Had Clinton won the White House, the Paris deal would have given her and her environmentalist backers the cover they needed to put every coal worker in the country out of business. The agreement seeks to limit global rise in temperatures below 3.6° Fahrenheit and promote the deployment of renewable energies. Obama, who had the whole agreement drafted in a way that would let him do a runaround on Congress, naturally hailed it as a “historic day” in the fight against global warming in which he himself was the main hero.

The Paris deal played well for the Left's environmental agenda, but it was catastrophic for U.S. fossil fuel industries. Coal in particular got walloped: between Obama's policies and the specter of a global regime that would force both the U.S. and other countries to abandon coal power, American plants and mines have closing at an unprecedented rate, with thousands of workers losing their jobs and entire communities decimated. Some of the nation's largest coal producers have recently filed for bankruptcy, with Peabody Energy, the world's largest coal company, as well as Arch Coal and Alpha Natural Resources among the recent casualties. The Peabody closure alone could put 5,000 employees out of work.

True, some of the damage done to the coal industry has been a result of the rise of shale gas, but much of it comes down to burdensome regulations Obama and his EPA saddled on the coal industry. In 2015, the Obama administration stopped giving leases for new coal mines on public lands, which is the source for around 40 percent of coal in the U.S. National Economic Research Associates found the EPA's most recent mercury admission standards, which went into effect in 2015, will cost the economy $25.6 billion per year. Things were bound to get worse under the Obama’s Clean Power Plan, which limits carbon dioxide emissions from power plants and specifically targets coal.

The consequences of these policies have been disastrous for coal country. In all, 31,000 workers in the sector have been made “redundant” since 2009. Employment in U.S. coal industry is now at its lowest levels since the 1980s, and in the last six years, over 230 U.S. coal-fired plants have closed or will close soon. Almost five percent of American coal capacity was shuttered just last year, with states like Ohio, Georgia, and Kentucky hit especially hard. Of course, it isn’t just coal workers and communities that have been hit. Declining production caused electricity prices to rise, and coal industry stocks dropped over $30 billion in value since 2009.

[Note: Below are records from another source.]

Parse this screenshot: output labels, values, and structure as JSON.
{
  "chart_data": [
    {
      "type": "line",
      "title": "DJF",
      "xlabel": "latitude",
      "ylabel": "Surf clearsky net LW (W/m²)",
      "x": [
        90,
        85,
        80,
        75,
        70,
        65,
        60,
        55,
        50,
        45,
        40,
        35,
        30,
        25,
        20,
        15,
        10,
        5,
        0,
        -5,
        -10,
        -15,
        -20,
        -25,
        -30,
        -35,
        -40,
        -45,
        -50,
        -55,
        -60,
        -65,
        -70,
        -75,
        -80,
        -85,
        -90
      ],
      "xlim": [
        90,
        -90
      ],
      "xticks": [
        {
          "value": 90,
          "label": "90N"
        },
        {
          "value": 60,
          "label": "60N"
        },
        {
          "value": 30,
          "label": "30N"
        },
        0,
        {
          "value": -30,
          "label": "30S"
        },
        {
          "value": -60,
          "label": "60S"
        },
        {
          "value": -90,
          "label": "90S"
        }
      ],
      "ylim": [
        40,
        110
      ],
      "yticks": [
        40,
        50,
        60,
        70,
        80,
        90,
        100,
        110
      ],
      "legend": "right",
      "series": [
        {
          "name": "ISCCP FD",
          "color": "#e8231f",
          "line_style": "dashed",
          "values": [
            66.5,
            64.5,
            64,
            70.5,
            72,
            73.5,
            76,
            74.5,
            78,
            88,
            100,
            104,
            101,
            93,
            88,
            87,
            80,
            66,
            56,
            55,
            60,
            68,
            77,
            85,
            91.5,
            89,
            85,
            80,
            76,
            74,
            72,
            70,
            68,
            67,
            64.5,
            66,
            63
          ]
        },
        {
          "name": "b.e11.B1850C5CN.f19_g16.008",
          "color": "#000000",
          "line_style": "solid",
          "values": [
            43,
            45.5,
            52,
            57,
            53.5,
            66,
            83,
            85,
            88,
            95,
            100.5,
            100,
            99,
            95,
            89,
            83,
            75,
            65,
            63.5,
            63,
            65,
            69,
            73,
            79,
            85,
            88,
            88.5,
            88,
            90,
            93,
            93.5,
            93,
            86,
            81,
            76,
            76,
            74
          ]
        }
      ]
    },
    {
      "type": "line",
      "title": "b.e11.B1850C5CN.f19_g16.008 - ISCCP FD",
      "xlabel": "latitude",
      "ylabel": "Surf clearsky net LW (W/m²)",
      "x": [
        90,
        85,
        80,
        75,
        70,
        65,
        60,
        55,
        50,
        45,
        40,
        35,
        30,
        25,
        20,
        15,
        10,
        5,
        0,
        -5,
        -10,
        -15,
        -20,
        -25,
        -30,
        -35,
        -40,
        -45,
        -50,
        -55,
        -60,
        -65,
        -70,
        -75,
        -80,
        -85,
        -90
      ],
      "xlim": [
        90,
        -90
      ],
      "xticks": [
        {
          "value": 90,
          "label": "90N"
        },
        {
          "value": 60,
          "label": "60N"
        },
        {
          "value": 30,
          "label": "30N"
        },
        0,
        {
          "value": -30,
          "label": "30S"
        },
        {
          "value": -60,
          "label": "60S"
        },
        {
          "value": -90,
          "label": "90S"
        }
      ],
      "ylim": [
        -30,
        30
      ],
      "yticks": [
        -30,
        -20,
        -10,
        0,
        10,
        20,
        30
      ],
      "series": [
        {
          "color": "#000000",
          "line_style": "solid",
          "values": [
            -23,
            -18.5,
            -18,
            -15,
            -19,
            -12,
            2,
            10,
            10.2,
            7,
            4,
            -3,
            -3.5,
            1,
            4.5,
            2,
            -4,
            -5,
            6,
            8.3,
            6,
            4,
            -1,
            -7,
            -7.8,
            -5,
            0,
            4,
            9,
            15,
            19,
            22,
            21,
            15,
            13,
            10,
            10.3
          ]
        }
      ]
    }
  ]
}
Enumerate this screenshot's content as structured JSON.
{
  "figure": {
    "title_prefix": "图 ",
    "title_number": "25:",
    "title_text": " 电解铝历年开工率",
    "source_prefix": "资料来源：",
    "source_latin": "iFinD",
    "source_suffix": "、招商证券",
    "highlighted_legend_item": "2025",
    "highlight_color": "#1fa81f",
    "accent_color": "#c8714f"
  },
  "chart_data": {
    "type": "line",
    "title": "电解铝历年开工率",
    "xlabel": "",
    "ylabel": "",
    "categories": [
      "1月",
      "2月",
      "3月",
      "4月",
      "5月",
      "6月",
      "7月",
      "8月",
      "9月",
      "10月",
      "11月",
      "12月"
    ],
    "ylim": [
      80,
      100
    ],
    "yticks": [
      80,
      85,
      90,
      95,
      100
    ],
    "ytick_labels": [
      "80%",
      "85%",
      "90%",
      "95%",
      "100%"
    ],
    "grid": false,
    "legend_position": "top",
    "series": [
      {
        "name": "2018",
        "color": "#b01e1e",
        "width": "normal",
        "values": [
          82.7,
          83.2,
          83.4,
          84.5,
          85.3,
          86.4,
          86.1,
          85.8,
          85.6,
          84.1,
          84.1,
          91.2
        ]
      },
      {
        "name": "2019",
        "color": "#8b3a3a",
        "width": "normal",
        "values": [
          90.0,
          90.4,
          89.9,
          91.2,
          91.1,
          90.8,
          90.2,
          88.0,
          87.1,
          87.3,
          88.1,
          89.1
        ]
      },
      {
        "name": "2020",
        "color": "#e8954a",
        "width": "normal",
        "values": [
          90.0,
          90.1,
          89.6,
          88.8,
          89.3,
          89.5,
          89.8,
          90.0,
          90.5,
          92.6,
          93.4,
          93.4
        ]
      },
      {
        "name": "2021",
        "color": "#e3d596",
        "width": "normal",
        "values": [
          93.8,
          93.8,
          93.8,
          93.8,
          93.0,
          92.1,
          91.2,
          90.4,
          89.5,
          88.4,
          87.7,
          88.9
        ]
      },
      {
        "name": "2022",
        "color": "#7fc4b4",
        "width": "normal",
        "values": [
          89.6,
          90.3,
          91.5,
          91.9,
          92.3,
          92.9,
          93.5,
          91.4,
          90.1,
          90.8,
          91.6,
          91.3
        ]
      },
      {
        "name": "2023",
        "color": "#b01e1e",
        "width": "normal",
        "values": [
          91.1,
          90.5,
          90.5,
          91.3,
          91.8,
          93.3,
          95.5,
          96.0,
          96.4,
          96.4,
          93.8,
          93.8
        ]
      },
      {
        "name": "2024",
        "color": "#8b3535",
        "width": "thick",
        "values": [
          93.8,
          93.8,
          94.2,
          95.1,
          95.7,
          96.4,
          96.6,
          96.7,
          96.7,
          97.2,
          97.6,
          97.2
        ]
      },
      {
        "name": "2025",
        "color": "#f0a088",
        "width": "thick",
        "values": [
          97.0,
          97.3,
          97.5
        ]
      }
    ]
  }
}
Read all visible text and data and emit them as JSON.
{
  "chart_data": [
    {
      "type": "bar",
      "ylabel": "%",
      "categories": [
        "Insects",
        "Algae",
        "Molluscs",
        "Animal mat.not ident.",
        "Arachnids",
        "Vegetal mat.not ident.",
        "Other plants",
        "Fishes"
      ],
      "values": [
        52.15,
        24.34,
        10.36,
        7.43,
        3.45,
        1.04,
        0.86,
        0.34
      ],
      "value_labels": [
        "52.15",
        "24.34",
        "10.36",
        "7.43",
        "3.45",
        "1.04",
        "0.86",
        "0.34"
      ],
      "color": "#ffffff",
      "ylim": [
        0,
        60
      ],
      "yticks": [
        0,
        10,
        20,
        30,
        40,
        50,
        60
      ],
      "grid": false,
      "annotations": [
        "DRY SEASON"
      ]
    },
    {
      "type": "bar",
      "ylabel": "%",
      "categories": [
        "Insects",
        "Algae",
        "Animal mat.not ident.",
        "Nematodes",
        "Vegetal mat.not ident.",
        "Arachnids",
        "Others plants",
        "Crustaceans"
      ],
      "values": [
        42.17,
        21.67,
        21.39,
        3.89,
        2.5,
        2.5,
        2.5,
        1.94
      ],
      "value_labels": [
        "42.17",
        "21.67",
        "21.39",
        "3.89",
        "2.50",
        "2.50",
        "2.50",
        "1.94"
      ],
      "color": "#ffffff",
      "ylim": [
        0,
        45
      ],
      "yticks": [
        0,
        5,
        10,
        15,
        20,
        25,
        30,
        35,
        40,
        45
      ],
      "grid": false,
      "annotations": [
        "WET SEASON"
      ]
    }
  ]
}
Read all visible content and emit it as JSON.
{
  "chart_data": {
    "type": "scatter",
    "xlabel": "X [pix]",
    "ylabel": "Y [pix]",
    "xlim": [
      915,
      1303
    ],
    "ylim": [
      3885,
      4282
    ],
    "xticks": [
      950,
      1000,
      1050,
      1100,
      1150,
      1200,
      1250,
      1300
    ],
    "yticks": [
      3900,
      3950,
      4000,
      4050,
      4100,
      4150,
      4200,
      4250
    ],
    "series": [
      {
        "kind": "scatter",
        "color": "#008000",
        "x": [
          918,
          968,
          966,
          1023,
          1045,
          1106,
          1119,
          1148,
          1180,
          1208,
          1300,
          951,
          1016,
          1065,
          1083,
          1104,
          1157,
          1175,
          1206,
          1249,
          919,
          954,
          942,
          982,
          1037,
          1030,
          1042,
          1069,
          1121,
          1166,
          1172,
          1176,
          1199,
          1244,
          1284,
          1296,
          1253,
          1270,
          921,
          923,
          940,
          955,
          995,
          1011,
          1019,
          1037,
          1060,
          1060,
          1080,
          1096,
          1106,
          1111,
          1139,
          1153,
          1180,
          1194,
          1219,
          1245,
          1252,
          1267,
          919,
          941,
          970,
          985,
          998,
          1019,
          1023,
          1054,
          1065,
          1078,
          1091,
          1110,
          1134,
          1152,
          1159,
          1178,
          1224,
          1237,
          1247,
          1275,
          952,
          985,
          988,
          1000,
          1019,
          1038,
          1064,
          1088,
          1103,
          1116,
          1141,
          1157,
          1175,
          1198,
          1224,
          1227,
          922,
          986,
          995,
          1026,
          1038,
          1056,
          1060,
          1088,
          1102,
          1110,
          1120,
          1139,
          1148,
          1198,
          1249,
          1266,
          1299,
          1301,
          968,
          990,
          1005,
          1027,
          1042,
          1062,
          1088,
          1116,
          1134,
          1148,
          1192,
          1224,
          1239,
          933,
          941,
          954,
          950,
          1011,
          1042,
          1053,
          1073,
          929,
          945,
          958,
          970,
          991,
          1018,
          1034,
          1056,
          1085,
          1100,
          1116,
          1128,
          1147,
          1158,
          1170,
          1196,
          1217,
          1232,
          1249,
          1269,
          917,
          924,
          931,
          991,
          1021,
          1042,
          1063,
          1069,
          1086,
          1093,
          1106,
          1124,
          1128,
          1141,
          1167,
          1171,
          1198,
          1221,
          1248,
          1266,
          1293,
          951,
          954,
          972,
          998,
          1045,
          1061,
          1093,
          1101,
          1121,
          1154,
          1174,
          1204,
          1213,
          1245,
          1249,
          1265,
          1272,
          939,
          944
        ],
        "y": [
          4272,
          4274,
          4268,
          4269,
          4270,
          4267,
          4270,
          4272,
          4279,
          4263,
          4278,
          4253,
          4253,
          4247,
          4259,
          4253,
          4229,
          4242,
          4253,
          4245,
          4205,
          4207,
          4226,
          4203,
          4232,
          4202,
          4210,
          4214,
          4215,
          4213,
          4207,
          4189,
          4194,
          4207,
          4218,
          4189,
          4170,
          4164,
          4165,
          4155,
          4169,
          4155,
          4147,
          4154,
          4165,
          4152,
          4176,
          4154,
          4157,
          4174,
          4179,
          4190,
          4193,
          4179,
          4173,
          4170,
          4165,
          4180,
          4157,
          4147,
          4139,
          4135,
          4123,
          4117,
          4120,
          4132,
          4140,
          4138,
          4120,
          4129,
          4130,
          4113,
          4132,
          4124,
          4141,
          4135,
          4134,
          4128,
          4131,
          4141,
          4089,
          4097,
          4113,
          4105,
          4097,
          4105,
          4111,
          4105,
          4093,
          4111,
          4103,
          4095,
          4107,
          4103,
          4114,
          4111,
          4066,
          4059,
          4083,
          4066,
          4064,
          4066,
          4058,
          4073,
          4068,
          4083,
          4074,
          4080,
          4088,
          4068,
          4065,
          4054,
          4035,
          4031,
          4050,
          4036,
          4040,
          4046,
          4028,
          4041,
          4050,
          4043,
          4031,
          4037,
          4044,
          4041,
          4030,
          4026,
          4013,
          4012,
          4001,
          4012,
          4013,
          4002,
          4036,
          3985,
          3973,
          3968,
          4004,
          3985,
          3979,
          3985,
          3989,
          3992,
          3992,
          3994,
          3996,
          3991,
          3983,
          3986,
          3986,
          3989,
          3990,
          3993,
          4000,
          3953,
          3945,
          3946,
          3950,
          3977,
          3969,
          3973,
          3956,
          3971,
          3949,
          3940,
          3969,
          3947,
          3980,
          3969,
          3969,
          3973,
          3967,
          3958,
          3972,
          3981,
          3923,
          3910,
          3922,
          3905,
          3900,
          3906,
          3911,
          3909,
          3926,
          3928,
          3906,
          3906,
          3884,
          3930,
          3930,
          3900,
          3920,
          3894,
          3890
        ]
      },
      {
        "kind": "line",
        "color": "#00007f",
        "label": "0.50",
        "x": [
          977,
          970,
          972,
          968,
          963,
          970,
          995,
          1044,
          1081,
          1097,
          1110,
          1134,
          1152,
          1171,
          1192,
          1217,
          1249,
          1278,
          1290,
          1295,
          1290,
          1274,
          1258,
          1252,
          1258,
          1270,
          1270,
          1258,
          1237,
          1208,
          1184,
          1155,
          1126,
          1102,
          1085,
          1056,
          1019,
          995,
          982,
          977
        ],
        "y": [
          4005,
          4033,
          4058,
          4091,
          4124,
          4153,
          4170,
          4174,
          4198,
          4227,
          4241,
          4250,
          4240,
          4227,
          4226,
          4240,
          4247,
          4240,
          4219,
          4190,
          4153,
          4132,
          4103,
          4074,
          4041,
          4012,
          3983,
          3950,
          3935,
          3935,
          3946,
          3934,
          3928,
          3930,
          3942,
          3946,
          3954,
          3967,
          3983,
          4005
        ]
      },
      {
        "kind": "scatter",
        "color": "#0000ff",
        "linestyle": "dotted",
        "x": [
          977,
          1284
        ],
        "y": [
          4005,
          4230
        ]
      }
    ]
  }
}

After eight years of slow, excruciating decline, coal country had its revenge on the Democrats by helping take the White House away from them and giving it back to the one candidate that spoke to their pain. Unsurprisingly, the Left has responded by declaring Trump’s election a disaster for climate change, but even they should be able to find cause for optimism: after all, president-elect Trump’s transition message made it clear that it was clean coal he’d be bringing back.

In reality, new technologies mean coal power can be made cleaner than ever. By the EPA’s own measure, emissions of carbon dioxide and other pollutants released by coal plants have fallen by more than half over the last 40 years. There have been tremendous breakthroughs in clean coal technology, which uses carbon capture and storage (CCS) to remove the vast majority of carbon dioxide from coal power emissions. If this technology were given a genuine chance rather than being written off as a myth, clean energy might not have to mean an economic death sentence for tens of thousands of hardworking Americans. Under President Trump, clean coal looks like it will have its chance.

In this, as in many other things, we are already lagging behind. There are already successful CCS plants in operation overseas: a coal plant in Chennai, India, for example, has adopted what its creators described as a revolutionary new technique that can make clean coal commercially viable for the first time. Using a new solvent that reduces the cost of carbon capture by up to two thirds, the plant captures around 97 percent of carbon emissions at a cost of just $30 per ton of carbon -- cheaper than most renewables. Further adding to the benefits of the process, the carbon is made into soda ash and used to make everything from glass to detergents. The plant in India is not the only successful clean coal project: the W.A. Parish plant in Texas is set become the largest clean coal plant in the world this year. With Trump in office, more are bound to come.

While many environmentalists will swear up and down that coal has no place in their energy plans, clean coal will wind up playing a vital role in curbing emissions and ultimately do more to curb greenhouse gas emissions than renewable energy sources. Choosing to eschew CCS in reaching global emissions targets could more than double their cost, according to the Intergovernmental Panel on Climate Change. Worse, it would rob the U.S., with enough coal to power the nation for an estimated 500 years, of an invaluable source of energy security. Those fretting over Trump’s energy policy should take heart: saving the planet and saving American workers doesn’t have to be a zero-sum game.